Keempat, menjadikan Bali sebagai wisata halal juga membutuhkan upaya yang serius. Pada dasarnya, wisata halal disusun dengan dua pendekatan utama, negative screening maupun positive screening.
Negative screening kira-kira bisa diartikan bahwa wisata halal seharusnya didukung upaya menghilangkan hal-hal yang bertentangan dengan prinsip halal, seperti diskotek, pantai tempat orang boleh berpakaian dan berbaur dengan bebas, dan lainnya. Positive screening bisa diartikan harus dibangun daerah khusus yang sesuai dengan syarat wisata halal, seperti hotel khusus syariah, restoran dan tempat wisata halal, penyediaan SDM yang sesuai dan seterusnya.
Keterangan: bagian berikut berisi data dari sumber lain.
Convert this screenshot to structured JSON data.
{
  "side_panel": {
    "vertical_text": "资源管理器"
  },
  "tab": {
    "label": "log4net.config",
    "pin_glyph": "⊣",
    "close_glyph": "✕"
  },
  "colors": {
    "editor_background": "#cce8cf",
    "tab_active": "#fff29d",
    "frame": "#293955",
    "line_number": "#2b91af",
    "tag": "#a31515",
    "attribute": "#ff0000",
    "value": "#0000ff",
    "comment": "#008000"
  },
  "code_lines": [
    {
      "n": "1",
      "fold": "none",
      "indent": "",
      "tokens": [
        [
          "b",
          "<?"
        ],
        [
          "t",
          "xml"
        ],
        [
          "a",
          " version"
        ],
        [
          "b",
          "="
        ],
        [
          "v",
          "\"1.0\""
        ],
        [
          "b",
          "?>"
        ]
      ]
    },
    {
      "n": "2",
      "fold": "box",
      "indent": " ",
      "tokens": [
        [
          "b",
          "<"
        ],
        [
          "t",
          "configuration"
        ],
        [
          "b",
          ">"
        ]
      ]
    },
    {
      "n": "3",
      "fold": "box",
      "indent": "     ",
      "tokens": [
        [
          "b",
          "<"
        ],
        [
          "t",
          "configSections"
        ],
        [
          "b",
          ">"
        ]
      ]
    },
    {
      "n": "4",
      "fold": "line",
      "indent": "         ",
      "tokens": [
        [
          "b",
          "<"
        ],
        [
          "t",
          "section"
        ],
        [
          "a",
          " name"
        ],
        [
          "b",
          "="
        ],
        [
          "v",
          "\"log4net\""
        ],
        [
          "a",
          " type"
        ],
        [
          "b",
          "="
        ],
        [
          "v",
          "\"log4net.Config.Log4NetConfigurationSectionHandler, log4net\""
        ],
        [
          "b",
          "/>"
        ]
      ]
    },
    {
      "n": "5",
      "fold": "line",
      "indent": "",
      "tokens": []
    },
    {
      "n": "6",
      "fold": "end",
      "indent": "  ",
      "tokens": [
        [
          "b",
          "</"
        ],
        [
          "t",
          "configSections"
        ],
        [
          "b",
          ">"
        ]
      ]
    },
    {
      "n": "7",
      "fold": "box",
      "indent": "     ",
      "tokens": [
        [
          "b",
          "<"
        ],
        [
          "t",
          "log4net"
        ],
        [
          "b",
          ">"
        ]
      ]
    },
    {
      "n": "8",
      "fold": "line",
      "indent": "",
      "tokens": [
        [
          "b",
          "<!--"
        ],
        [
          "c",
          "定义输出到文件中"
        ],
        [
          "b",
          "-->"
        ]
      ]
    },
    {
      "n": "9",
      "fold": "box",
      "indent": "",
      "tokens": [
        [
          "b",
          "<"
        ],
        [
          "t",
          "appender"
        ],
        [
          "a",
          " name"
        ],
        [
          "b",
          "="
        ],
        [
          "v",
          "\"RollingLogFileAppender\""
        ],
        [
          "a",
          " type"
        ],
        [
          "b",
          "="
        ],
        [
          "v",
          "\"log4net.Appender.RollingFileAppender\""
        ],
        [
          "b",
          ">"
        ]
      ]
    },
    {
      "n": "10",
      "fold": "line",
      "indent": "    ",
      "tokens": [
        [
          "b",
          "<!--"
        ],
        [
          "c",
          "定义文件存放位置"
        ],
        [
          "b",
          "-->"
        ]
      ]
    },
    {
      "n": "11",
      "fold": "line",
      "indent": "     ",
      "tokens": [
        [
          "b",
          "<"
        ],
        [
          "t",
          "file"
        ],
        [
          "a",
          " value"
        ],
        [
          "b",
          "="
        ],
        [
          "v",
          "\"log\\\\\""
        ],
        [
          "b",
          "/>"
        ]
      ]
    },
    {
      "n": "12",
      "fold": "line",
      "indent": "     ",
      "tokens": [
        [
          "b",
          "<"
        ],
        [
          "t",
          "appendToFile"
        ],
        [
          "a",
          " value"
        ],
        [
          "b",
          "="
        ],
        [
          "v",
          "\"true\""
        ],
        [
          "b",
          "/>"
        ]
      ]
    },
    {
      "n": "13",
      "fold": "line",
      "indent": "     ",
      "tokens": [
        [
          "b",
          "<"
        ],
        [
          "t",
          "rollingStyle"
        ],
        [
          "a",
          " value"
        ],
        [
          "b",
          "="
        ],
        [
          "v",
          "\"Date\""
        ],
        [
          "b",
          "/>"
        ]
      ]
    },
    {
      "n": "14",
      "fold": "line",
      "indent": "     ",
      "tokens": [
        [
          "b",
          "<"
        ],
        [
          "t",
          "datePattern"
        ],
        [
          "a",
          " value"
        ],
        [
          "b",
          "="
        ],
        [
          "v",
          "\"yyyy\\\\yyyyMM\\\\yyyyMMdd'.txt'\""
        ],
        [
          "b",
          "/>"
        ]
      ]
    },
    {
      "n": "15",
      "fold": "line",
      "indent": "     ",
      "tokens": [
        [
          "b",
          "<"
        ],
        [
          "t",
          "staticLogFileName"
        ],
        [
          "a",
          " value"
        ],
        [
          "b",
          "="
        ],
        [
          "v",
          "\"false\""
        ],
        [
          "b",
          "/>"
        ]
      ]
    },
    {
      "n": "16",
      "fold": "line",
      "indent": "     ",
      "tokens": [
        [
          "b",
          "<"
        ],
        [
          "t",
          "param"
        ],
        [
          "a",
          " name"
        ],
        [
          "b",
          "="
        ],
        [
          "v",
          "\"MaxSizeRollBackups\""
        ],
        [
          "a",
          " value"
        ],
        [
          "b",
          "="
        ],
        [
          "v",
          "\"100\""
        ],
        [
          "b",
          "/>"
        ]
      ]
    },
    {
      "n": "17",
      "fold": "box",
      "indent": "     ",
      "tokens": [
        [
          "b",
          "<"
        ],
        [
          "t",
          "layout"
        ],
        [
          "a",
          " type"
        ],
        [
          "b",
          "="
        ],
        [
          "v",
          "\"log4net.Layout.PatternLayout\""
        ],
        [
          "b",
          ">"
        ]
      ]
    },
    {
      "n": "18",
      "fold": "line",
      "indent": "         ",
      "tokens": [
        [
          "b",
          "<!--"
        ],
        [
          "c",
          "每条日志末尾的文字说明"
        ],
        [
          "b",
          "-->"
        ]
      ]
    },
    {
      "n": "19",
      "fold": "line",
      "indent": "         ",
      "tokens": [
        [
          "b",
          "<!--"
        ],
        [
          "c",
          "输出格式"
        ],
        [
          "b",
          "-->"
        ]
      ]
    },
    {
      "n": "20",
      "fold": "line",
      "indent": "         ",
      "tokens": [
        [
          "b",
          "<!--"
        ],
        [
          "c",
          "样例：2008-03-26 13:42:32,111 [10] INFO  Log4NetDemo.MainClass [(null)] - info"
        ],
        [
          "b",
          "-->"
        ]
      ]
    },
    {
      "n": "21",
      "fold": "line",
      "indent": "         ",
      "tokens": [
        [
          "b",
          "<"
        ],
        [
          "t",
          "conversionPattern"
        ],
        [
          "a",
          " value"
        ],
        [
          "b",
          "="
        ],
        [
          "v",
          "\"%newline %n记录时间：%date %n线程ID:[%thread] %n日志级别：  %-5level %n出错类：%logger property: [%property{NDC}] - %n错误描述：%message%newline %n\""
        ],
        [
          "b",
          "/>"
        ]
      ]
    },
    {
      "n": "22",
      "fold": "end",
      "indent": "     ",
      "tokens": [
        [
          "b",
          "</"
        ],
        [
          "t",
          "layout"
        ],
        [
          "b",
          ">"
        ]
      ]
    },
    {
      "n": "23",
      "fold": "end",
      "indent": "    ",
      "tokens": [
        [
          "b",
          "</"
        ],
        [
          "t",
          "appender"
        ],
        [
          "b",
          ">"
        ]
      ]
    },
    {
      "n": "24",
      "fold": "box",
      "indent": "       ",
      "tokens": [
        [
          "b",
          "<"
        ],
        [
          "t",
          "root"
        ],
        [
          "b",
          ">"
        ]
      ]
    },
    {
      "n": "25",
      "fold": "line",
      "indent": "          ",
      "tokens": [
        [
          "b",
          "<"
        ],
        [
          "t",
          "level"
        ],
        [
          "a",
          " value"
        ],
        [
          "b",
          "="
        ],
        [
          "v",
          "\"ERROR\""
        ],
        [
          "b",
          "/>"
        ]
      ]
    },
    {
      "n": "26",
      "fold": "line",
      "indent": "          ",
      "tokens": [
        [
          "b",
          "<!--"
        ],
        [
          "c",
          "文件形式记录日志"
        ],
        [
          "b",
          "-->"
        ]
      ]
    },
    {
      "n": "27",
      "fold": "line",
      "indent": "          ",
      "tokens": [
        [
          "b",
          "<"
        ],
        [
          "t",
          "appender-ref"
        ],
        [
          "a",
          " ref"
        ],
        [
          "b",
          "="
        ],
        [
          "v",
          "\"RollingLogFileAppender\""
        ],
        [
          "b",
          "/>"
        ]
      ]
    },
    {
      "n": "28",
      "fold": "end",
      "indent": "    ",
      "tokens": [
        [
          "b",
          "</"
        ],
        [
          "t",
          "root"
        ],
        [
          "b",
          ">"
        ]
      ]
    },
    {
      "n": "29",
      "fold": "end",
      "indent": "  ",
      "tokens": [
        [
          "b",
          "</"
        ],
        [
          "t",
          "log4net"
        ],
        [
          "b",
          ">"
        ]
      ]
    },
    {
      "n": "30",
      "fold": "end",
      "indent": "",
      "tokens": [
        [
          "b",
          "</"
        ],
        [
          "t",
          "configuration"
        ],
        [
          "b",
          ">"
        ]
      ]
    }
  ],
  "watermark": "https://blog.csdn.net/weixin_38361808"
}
Dengan berbagai argumen di atas, pertanyaannya kembali sama dengan di bagian awal tulisan ini. Masih perlukah Bali memosisikan dirinya menjadi destinasi wisata halal, dengan segala konsekuensi ekonomi dan budaya yang nantinya akan muncul?
Sudahkah dilakukan kajian cost-benefit yang menunjukkan bahwa manfaat lebih banyak dibanding ongkos (moneter dan non-meneter) yang muncul jika Bali diubah menjadi destinasi wisata halal, pada saat daerah lainnya justru lebih berpotensi diubah atau malah sudah mendeklarasikan positioning sebagai destinasi wisata halal?
Apakah pelaku pariwisata dan masyarakat di Bali sudah siap mendukung upaya-upaya penyediaan sarana-prasarana serta SDM yang memadai? Mohon maaf jika tulisan ini malah berujung pada pertanyaan yang tidak bermutu, karena penulis pun masih bingung dan masih mencari-cari jawabannya.